Generalizing the weak derivative

Question

I am wondering about the weak derivative in time. We say f has a weak derivative f' if $$\int_0^T f\phi' = -\int_0^T f'\phi$$ for all $\phi \in C_0^\infty(0,T)$.

This definition uses the $L^2$ inner product. Can I generalise this to some Hilbert space $H$? Is there such a notation of derivative? It would be something like $$(f, \phi')_H = -(f', \phi)_H$$ but how does define $\phi'$? What is the space it lies in? Because it makes no sense to consider a derivative of element of abstract Hilbert space. Any references to this area is appreciated.

Answer 1

[Massive edits to correct the result of an earlier what-on-earth-was-I-thinking moment]
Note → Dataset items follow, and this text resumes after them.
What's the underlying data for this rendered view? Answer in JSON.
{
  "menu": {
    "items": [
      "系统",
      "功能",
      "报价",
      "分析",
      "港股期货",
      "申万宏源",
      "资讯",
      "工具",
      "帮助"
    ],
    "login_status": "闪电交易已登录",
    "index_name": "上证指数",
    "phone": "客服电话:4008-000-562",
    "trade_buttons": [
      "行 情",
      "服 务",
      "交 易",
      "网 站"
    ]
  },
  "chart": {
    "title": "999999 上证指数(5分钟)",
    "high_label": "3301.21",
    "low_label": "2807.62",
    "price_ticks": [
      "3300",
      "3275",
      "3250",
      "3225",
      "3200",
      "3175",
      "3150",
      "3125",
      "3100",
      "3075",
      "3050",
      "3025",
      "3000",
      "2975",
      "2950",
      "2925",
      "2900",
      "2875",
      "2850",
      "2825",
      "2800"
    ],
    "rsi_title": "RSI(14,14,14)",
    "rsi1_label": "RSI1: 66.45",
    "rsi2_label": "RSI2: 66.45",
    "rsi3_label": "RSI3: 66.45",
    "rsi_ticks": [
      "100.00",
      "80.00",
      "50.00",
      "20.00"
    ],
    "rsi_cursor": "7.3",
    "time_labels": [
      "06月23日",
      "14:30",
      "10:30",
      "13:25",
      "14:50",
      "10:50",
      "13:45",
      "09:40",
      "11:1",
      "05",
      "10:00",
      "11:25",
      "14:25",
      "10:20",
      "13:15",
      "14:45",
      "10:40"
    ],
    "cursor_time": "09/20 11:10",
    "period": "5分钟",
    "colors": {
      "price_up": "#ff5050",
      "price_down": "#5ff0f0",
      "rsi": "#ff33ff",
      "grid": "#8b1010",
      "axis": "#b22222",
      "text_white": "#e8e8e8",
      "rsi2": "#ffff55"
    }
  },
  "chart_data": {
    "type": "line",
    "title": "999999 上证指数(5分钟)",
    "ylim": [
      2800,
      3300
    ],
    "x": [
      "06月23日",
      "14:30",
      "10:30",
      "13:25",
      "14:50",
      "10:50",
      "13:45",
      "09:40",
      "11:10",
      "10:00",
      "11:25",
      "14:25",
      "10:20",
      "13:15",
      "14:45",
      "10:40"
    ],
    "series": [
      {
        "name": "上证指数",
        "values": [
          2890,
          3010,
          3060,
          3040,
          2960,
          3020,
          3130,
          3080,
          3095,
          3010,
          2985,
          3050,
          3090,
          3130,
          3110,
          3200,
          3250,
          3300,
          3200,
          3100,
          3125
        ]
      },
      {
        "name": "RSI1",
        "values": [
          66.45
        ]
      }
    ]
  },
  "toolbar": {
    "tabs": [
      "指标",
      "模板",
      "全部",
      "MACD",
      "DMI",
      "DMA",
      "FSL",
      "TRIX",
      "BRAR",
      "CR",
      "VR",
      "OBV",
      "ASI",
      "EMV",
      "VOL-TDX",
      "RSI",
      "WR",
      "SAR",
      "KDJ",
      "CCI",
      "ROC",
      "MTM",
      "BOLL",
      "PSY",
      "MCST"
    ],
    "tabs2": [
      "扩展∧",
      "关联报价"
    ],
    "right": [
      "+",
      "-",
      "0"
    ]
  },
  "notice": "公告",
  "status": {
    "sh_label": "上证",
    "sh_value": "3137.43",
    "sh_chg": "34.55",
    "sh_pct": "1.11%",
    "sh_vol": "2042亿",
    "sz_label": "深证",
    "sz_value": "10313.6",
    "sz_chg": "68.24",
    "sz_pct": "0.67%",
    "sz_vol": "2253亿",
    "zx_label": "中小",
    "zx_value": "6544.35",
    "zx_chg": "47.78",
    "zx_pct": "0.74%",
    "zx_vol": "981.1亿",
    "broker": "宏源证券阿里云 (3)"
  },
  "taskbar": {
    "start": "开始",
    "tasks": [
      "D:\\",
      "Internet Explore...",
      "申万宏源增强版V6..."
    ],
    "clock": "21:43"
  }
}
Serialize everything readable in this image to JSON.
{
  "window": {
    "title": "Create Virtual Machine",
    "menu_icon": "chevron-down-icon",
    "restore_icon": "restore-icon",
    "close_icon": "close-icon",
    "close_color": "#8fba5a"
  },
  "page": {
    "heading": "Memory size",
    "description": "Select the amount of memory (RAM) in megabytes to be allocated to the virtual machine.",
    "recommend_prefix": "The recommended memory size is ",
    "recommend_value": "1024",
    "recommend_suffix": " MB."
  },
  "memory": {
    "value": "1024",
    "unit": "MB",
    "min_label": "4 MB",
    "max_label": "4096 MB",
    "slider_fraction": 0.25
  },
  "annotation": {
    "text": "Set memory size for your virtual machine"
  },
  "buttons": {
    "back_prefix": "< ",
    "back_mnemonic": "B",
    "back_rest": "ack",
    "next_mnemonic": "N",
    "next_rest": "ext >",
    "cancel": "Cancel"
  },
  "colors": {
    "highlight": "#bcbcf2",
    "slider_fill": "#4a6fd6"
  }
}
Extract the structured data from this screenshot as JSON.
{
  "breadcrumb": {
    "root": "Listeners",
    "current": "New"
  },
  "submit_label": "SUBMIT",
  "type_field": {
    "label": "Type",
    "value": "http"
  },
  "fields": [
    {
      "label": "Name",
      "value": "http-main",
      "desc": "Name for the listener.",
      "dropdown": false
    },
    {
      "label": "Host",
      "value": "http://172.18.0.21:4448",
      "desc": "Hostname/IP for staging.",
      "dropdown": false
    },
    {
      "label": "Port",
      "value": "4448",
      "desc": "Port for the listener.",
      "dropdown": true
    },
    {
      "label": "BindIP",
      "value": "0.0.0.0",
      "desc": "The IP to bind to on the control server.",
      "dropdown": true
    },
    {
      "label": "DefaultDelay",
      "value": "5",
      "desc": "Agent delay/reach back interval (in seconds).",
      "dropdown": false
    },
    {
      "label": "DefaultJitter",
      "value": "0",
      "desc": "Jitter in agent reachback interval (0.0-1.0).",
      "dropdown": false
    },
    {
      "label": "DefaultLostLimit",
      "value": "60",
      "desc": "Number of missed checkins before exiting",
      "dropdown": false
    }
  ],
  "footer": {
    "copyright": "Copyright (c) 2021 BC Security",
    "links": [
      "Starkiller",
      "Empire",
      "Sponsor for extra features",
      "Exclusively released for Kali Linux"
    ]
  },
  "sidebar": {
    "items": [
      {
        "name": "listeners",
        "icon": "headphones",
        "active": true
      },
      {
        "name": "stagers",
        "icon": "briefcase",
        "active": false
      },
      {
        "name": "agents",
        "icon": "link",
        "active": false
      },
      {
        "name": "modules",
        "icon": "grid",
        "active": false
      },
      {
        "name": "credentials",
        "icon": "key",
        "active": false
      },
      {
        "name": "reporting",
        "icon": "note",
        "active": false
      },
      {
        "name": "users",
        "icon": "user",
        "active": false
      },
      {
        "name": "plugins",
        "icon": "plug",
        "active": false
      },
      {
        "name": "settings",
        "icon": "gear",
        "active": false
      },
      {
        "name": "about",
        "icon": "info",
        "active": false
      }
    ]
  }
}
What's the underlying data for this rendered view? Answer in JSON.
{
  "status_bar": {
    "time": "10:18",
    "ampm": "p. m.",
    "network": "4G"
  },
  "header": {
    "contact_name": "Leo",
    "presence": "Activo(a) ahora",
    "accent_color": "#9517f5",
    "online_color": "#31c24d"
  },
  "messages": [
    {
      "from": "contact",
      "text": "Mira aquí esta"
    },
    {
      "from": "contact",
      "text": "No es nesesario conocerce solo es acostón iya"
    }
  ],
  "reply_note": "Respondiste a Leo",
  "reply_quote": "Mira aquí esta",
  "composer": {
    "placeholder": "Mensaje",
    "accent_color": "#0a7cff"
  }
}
Ilya's comment is correct. In that case, then, there are really two things going on here:

1. The operation $\phi \mapsto \phi'$ defines a densely defined operator $D$ on $H = L^2(0,T)$ with dense domain $\operatorname{Dom}(D) = C_0^\infty(0,T)$. This therefore admits, a priori, an adjoint, that is, an operator $D^\ast$ defined on some subspace of $H$ such that $\left\langle f,Dg \right\rangle = \left\langle D^\ast f,g\right\rangle$ for all $f \in \operatorname{Dom}(D^\ast)$ and $g \in \operatorname{Dom}(D)$.
2. It just happens to be the case, however, that for this specific operator $D$, $\left\langle f,Dg \right\rangle = \left\langle -D f,g\right\rangle$ for $f,g \in \operatorname{Dom}(D)$, so that $\operatorname{Dom}(D) \subseteq \operatorname{Dom}(D^\ast)$ with $D^\ast$ restricting to $-D$ on $\operatorname{Dom}(D)$. Indeed, you have that $-D^\ast$ is skew-adjoint, and in particular is the closure of $D$.

Thus, from an abstract perspective, because of the fact that $D$ is skew-symmetric on its domain, $H^{1}(0,T)$ is just (as a vector space) $\operatorname{Dom}(D^\ast)$, and weak differentiation is the extension of $D$ from $C^\infty_0(0,T)$ to $H^1(0,T)$ given by $-D^\ast$.

I hope I haven't made too much of a mess of things [this time around]!